What was the first story you fell in love with? The one that you insisted grown-ups read for you again and again and again? Or the book that you stayed up with late into the night, snuggled under your bedcovers with a torch?
What book gave you a lightbulb moment of understanding about yourself or the world around you - helped you understand something new about humanity?
And when was the moment you realised you wanted to ‘be’ a writer? When did you start filling a notebook with scribbled thoughts, crazy and wild?
When was the first time you finished writing something, and felt that excited heart-pound because it might actually be quite good?
Do you still have that?
When did it become about daily word counts? When could you more easily retell your latest submission letter than the story itself? All those brown-envelopes...
Where did the romance go?
Let's remember to love the process! You don’t have to write (other than in that compulsive sense of yes I do, I absolutely HAVE to do write!) What I mean is, you do it because you choose to. Because you love it. Remember?
Don’t take your love for writing for granted. Don’t let it slip into drudgery and mechanics.
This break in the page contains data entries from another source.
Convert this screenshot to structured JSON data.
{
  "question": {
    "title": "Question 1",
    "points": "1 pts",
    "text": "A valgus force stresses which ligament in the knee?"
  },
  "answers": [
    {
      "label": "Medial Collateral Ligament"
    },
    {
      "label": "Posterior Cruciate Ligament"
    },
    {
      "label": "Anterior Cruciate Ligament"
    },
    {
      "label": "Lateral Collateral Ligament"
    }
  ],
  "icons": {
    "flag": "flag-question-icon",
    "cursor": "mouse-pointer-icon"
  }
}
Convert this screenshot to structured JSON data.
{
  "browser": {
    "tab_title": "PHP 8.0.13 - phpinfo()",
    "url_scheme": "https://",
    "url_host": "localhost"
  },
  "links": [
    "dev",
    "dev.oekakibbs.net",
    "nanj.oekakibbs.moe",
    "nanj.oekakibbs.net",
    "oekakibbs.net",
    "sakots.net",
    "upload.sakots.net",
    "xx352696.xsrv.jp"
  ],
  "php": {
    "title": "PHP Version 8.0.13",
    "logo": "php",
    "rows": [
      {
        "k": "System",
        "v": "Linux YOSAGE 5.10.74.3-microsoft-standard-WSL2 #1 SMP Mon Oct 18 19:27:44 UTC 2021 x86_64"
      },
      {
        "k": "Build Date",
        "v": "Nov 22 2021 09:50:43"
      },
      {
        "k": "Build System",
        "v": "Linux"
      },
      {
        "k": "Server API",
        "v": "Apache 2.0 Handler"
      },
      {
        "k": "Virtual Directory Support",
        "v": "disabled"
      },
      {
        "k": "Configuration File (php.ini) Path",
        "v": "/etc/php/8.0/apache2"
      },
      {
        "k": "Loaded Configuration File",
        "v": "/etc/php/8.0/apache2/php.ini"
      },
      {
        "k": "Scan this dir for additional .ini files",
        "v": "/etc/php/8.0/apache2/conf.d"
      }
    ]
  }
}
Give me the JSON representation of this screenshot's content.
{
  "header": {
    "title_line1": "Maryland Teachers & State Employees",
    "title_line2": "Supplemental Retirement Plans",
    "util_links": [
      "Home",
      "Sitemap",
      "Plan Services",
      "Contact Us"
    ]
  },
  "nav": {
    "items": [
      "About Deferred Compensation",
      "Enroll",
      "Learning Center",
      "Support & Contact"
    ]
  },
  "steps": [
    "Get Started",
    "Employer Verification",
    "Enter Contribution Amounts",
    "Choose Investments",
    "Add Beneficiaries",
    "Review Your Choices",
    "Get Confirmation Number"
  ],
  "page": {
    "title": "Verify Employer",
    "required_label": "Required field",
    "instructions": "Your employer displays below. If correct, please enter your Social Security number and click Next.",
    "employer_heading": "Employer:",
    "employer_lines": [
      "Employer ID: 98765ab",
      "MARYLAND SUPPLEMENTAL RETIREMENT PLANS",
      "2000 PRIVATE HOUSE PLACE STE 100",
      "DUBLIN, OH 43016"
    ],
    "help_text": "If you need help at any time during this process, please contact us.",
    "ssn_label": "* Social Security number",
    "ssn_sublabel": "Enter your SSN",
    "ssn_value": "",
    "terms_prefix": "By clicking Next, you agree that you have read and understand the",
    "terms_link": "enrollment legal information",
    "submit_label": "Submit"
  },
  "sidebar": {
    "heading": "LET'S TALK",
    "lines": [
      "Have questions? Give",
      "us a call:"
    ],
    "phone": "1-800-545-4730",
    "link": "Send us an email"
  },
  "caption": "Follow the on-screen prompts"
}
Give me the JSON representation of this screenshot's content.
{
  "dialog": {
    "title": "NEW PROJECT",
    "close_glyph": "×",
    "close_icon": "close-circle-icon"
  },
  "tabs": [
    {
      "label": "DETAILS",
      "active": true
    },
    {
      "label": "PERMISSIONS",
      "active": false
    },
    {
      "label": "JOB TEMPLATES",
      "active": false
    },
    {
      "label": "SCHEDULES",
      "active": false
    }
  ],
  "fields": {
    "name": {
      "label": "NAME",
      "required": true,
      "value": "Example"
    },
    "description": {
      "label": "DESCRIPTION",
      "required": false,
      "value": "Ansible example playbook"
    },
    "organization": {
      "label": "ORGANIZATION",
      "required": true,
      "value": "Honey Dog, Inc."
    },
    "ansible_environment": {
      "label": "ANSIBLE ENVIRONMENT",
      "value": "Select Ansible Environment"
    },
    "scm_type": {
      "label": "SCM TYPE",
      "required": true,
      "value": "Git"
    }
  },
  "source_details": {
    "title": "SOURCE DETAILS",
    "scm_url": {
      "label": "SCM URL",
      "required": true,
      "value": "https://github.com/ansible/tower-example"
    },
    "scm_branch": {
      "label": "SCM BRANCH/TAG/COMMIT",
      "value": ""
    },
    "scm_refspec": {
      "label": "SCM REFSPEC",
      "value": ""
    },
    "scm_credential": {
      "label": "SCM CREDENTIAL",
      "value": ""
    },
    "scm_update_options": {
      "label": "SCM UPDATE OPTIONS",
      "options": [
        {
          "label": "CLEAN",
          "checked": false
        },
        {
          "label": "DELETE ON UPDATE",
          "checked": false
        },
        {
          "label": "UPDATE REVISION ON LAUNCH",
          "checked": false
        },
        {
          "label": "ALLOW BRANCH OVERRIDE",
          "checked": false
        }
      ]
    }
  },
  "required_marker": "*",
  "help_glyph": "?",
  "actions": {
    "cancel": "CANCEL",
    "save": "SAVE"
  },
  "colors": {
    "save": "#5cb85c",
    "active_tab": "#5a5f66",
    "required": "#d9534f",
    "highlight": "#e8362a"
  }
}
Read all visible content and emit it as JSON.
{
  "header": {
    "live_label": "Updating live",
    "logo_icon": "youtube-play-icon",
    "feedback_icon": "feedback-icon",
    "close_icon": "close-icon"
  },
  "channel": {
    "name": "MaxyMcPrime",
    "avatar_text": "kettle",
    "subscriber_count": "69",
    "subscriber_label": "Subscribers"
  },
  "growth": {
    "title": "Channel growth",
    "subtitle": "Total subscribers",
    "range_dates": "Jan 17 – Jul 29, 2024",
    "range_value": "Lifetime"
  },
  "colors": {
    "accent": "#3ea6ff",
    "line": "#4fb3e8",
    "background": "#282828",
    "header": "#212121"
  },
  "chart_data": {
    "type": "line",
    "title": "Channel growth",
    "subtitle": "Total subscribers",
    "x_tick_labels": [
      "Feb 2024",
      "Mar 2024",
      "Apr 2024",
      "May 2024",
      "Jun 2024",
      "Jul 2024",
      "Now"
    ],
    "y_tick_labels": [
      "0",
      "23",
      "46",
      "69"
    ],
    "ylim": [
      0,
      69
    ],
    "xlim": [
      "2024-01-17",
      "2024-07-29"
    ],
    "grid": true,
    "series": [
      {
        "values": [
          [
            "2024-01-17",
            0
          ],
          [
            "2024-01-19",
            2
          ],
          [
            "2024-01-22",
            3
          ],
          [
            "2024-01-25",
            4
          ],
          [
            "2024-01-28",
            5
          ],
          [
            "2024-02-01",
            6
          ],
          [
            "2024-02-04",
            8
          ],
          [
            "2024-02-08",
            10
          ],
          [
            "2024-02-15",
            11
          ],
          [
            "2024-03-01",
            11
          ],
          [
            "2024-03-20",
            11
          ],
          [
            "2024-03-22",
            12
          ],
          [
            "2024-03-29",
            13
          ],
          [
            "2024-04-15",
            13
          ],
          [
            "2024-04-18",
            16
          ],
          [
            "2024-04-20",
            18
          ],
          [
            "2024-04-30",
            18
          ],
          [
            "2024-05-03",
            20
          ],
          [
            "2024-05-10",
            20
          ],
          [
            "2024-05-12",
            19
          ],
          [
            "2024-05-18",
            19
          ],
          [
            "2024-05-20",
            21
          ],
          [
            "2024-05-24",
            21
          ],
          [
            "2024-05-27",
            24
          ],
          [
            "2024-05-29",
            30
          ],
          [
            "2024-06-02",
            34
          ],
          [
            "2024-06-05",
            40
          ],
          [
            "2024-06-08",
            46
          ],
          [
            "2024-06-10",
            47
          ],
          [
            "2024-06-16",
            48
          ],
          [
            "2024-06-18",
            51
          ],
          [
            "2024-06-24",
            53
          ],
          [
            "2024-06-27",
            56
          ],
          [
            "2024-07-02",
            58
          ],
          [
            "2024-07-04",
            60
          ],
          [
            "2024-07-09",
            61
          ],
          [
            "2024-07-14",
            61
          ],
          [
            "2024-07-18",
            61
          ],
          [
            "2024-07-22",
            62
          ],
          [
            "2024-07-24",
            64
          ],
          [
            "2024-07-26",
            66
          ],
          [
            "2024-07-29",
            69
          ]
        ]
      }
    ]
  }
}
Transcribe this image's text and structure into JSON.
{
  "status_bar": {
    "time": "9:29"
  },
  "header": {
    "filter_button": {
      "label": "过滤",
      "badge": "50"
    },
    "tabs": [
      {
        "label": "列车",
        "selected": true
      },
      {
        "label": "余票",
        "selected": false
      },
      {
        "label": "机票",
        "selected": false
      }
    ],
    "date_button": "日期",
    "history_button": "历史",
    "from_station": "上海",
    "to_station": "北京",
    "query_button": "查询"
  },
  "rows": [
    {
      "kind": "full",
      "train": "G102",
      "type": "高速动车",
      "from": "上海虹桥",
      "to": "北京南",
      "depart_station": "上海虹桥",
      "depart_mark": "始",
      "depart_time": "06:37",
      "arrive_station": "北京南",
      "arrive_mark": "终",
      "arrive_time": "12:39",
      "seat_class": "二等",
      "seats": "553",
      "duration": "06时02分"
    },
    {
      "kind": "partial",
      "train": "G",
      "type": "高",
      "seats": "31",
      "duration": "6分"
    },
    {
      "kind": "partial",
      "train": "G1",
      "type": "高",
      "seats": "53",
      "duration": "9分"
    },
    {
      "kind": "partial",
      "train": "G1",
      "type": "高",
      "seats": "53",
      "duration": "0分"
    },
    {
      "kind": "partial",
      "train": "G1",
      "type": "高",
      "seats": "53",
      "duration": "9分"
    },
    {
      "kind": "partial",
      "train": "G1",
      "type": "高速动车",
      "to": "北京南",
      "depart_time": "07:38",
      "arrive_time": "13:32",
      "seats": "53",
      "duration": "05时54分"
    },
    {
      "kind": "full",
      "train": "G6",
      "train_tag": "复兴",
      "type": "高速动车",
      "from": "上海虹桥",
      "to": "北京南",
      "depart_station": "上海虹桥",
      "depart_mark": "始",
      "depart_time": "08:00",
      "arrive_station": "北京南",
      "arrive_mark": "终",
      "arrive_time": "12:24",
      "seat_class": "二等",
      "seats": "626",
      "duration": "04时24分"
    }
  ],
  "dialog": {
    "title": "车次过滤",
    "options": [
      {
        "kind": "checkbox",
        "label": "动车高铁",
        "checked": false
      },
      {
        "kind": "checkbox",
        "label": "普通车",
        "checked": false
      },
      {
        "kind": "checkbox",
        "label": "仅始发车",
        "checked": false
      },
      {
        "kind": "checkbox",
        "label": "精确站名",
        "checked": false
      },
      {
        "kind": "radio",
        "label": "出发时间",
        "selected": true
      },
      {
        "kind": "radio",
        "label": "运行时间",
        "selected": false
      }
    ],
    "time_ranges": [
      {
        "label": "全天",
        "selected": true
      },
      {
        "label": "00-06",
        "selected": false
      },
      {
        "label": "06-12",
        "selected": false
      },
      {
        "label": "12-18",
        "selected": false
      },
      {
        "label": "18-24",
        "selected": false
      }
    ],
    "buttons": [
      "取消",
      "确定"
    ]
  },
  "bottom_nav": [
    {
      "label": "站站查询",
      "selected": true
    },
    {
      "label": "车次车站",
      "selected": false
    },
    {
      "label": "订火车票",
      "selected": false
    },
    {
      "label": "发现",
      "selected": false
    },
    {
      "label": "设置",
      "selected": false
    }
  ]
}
I met someone completely embittered that he’d never found a publisher. I’d never met anyone so angry about it before. It left me wondering whether that in itself might mean he never does, because where was the love? It wasn’t about the story anymore, it was about those evil publishers who couldn’t recognise his brilliance. The story had shrivelled into a darkened corner, too shy to emerge.
What do you do to keep the romance alive?
For me there are two things. Both, I understand are recommended by Julia Cameron in The Artist’s Way, although I'm pretty confident they're not patented! I haven’t actually followed her book myself, but I’ve heard good things about it!
The first is free writing - preferably in the morning, first thing when the day is only just stirring and you still have one foot in the world of dreams. Writing about whatever comes to mind with no pressure for the words to be good or to build to anything. Sometimes material surfaces that can be used, but it doesn't have to. It's just for fun, maybe to clear out the dross, but you don't have to over-think the reasons.
The second way to stoke the love is a writer’s date. A concentrated time to remind you that creativity is a joy.
Why not book a date with yourself sometime this week? It only need be for half an hour... Go and buy yourself a new notebook. It doesn’t have be expensive. Yes, we all love Moleskins, but you could buy something bog standard. Heck, go crazy and buy a pen, too.
Then stop somewhere.
A bench in a park. Find a river. Sit under a tree. Or wait for the good seat in the coffee shop.
If you have children, you’ll probably have to wait until they’re in bed! Pour a glass of wine and sit somewhere different in your house. Or dig out a sleeping bag and sit in the garden.
Just stop. Stop.
Smell the air.
Relax a moment.
And then open up your brand new notebook and write about why you love to write. What have you been you trying to do all this time?
Never forget why you love it. Let yourself fall for writing all over again.
11 comments:
Wonderfully inspiring words for a wet November morning. Thank you.
Zannah, you are a wise woman, and the things you say I particularly need to hear, so thanks for waying them!
This is a lovely reminder to us all Zannah... and WOWEE for your fist ABBA blog, by the way. I completely agree with you about taking those moments to write in a different place, to be spontaneous with it. Sometimes we forget to do this don't we, and yet we should as these moments are often where our inspiration comes from. Lovely post!
This is wonderful and I love the advice! Thank you.
I am just about to follow your advice. The words 'drudgery' and mechanics' really struck a chord with me this morning. Lovely post Zannah
Beautiful post - and for me, a timely reminder. Thank you.
Brilliant post and so so true.
Spot on and very inspiring - it's all too easy to let process get in the way of creativity.
Yes I did a word count today! And yes we all need to be reminded. Thank you Zannah!
Thank you all for your lovely comments - Now if only I could remember this advice myself!
How did you know? How could you know exactly the way it was - still is - the way in which the world is at every moment giving me something new that I have to write down in my notebook? Scratchy cliched dialogues that sound so genuine in my head - some words that after scratching out a dozen lines suddenly become perfect - inexplicably perfect to me.
I love writing. Maybe I'll never publish what I write. But I know I wont stop till the day the magic in my world stops churning around me - I think that day is a very long time away.